April 24, 2012

What is my motivation?

God is convicting me about my shallow motivations and sometimes going through the motions without the right attitude. While doing the right thing is important, I too easily do it out of duty or obligation rather than loving obedience to God. Today’s devotional verse heightens that conviction. 
For the love of Christ controls us, because we have concluded this: that one has died for all, therefore all have died; and he died for all, that those who live might no longer live for themselves but for him who for their sake died and was raised. (2 Corinthians 5:14–15)
Nothing could be plainer; God wants my actions under the motivation of His love. Lest I think that love is about feeling like it or having a loving attitude, these verses quickly add that His love led Jesus to die for us. He wasn’t being dutiful, faking it, or filled with gushy emotion. In Gethsemane, He asked, “If possible, let this cup pass from me” indicating He would rather not, yet He also said, “Not my will but Thine be done” showing His total commitment to obedience. The love of God controlled Him and because it did, sinners can have eternal life.
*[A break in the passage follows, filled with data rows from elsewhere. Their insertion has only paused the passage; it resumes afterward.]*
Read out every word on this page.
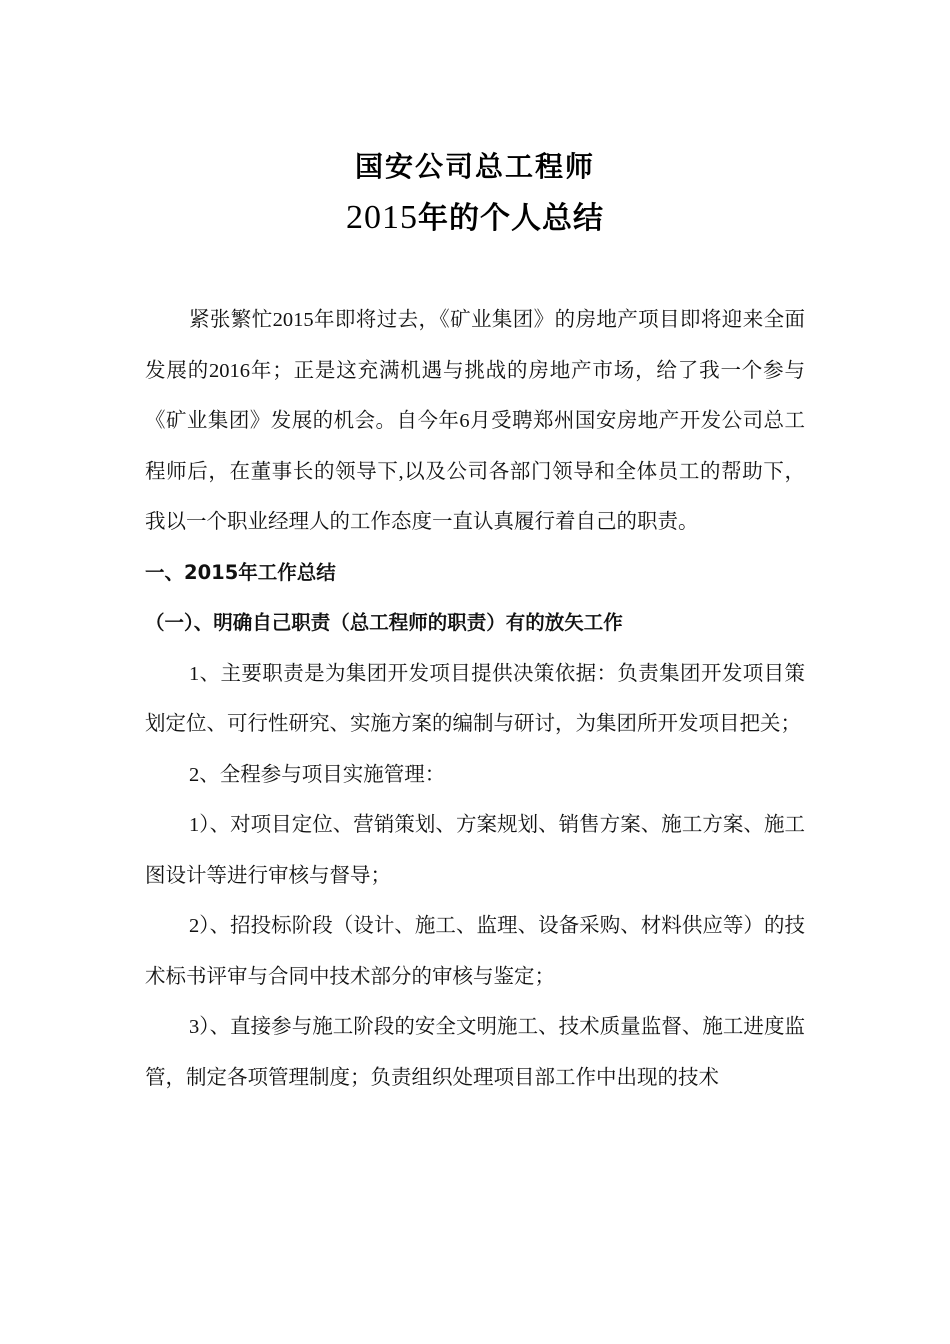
国安公司总工程师
2015年的个人总结

紧张繁忙2015年即将过去，《矿业集团》的房地产项目即将迎来全面发展的2016年；正是这充满机遇与挑战的房地产市场，给了我一个参与《矿业集团》发展的机会。自今年6月受聘郑州国安房地产开发公司总工程师后，在董事长的领导下,以及公司各部门领导和全体员工的帮助下，我以一个职业经理人的工作态度一直认真履行着自己的职责。

一、2015年工作总结

（一）、明确自己职责（总工程师的职责）有的放矢工作

1、主要职责是为集团开发项目提供决策依据：负责集团开发项目策划定位、可行性研究、实施方案的编制与研讨，为集团所开发项目把关；

2、全程参与项目实施管理：

1）、对项目定位、营销策划、方案规划、销售方案、施工方案、施工图设计等进行审核与督导；

2）、招投标阶段（设计、施工、监理、设备采购、材料供应等）的技术标书评审与合同中技术部分的审核与鉴定；

3）、直接参与施工阶段的安全文明施工、技术质量监督、施工进度监管，制定各项管理制度；负责组织处理项目部工作中出现的技术
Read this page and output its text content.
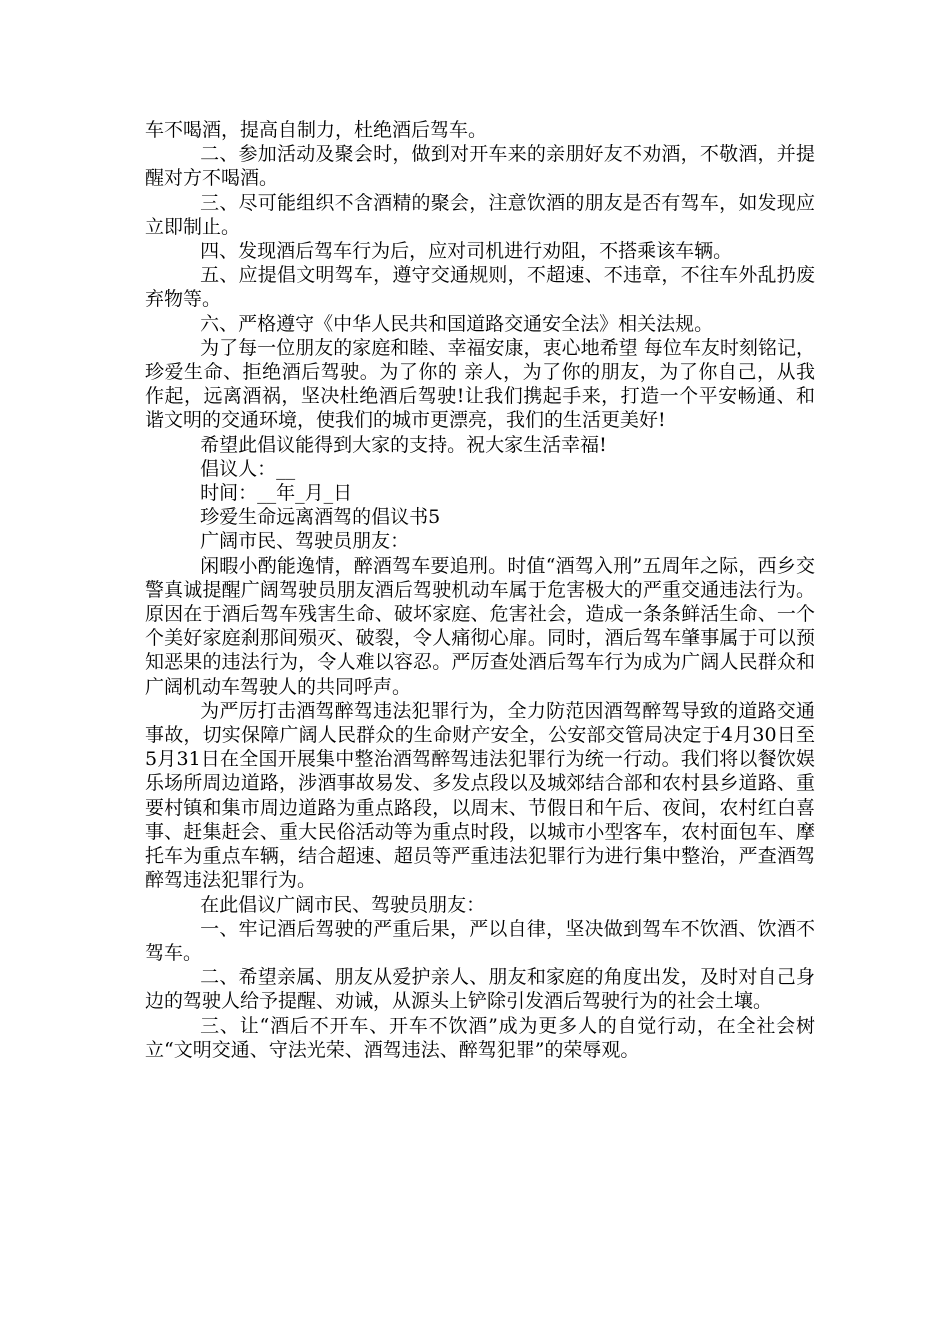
车不喝酒，提高自制力，杜绝酒后驾车。

二、参加活动及聚会时，做到对开车来的亲朋好友不劝酒，不敬酒，并提醒对方不喝酒。

三、尽可能组织不含酒精的聚会，注意饮酒的朋友是否有驾车，如发现应立即制止。

四、发现酒后驾车行为后，应对司机进行劝阻，不搭乘该车辆。

五、应提倡文明驾车，遵守交通规则，不超速、不违章，不往车外乱扔废弃物等。

六、严格遵守《中华人民共和国道路交通安全法》相关法规。

为了每一位朋友的家庭和睦、幸福安康，衷心地希望 每位车友时刻铭记，珍爱生命、拒绝酒后驾驶。为了你的 亲人，为了你的朋友，为了你自己，从我作起，远离酒祸，坚决杜绝酒后驾驶!让我们携起手来，打造一个平安畅通、和谐文明的交通环境，使我们的城市更漂亮，我们的生活更美好!

希望此倡议能得到大家的支持。祝大家生活幸福!

倡议人：__

时间：__年_月_日

珍爱生命远离酒驾的倡议书5

广阔市民、驾驶员朋友：

闲暇小酌能逸情，醉酒驾车要追刑。时值“酒驾入刑”五周年之际，西乡交警真诚提醒广阔驾驶员朋友酒后驾驶机动车属于危害极大的严重交通违法行为。原因在于酒后驾车残害生命、破坏家庭、危害社会，造成一条条鲜活生命、一个个美好家庭刹那间殒灭、破裂，令人痛彻心扉。同时，酒后驾车肇事属于可以预知恶果的违法行为，令人难以容忍。严厉查处酒后驾车行为成为广阔人民群众和广阔机动车驾驶人的共同呼声。

为严厉打击酒驾醉驾违法犯罪行为，全力防范因酒驾醉驾导致的道路交通事故，切实保障广阔人民群众的生命财产安全，公安部交管局决定于4月30日至5月31日在全国开展集中整治酒驾醉驾违法犯罪行为统一行动。我们将以餐饮娱乐场所周边道路，涉酒事故易发、多发点段以及城郊结合部和农村县乡道路、重要村镇和集市周边道路为重点路段，以周末、节假日和午后、夜间，农村红白喜事、赶集赶会、重大民俗活动等为重点时段，以城市小型客车，农村面包车、摩托车为重点车辆，结合超速、超员等严重违法犯罪行为进行集中整治，严查酒驾醉驾违法犯罪行为。

在此倡议广阔市民、驾驶员朋友：

一、牢记酒后驾驶的严重后果，严以自律，坚决做到驾车不饮酒、饮酒不驾车。

二、希望亲属、朋友从爱护亲人、朋友和家庭的角度出发，及时对自己身边的驾驶人给予提醒、劝诫，从源头上铲除引发酒后驾驶行为的社会土壤。

三、让“酒后不开车、开车不饮酒”成为更多人的自觉行动，在全社会树立“文明交通、守法光荣、酒驾违法、醉驾犯罪”的荣辱观。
But this love is costly. Faking it is not. In fact, faking it could be motivated by personal gain. If I look good or “spiritual” in the eyes of others, then I might think that is credit to my account. However, demonstrating the love of God is never about living for my own benefit and pleasure, but living for Him. This is not a surface, rote, or duty kind of obedience, but one that comes from the heart.

Genuine love may not be appreciated. Christ died for “all” but do “all” even care? Does Jesus receive praise, thanksgiving or allegiance from those for whom He died? Even those of us who believe in Him are often ungrateful and quick to take glory for ourselves when it belongs to Him. Not only that, I can be hurt and offended when I serve others and they do not show any appreciation for my efforts. Those negative responses show me that my love is often more “my” doing it than being motivated by Him. 

The phrase about this love controlling us keeps echoing in my heart. Loving others should never come from a sense that I should. It is supposed to come from a force so deep in me that it permeates all that I am and motivates what I do, even without thinking about it. The love of Christ is not calculating or trying harder. It just is.

I like the story about a middle-aged business executive who seems to have a better handle on this love than I do. One day he approached the front entrance of the office building in which he worked. A young feminist came up at the same moment, so he stepped back and held the door open for her to pass on through. She looked at him and said with annoyance, “Don’t hold the door for me just because I’m a lady.”

To her surprise, he smiled and replied, “I’m not. I’m holding it open because I’m a gentleman.”


Lord, this is an ongoing challenge. Loving others must come from You, for in myself I am totally selfish. As You give opportunity, prompt from within that attitude that others are more important than myself. May I continually realize that nothing is more important than living for You — who died and rose again for me.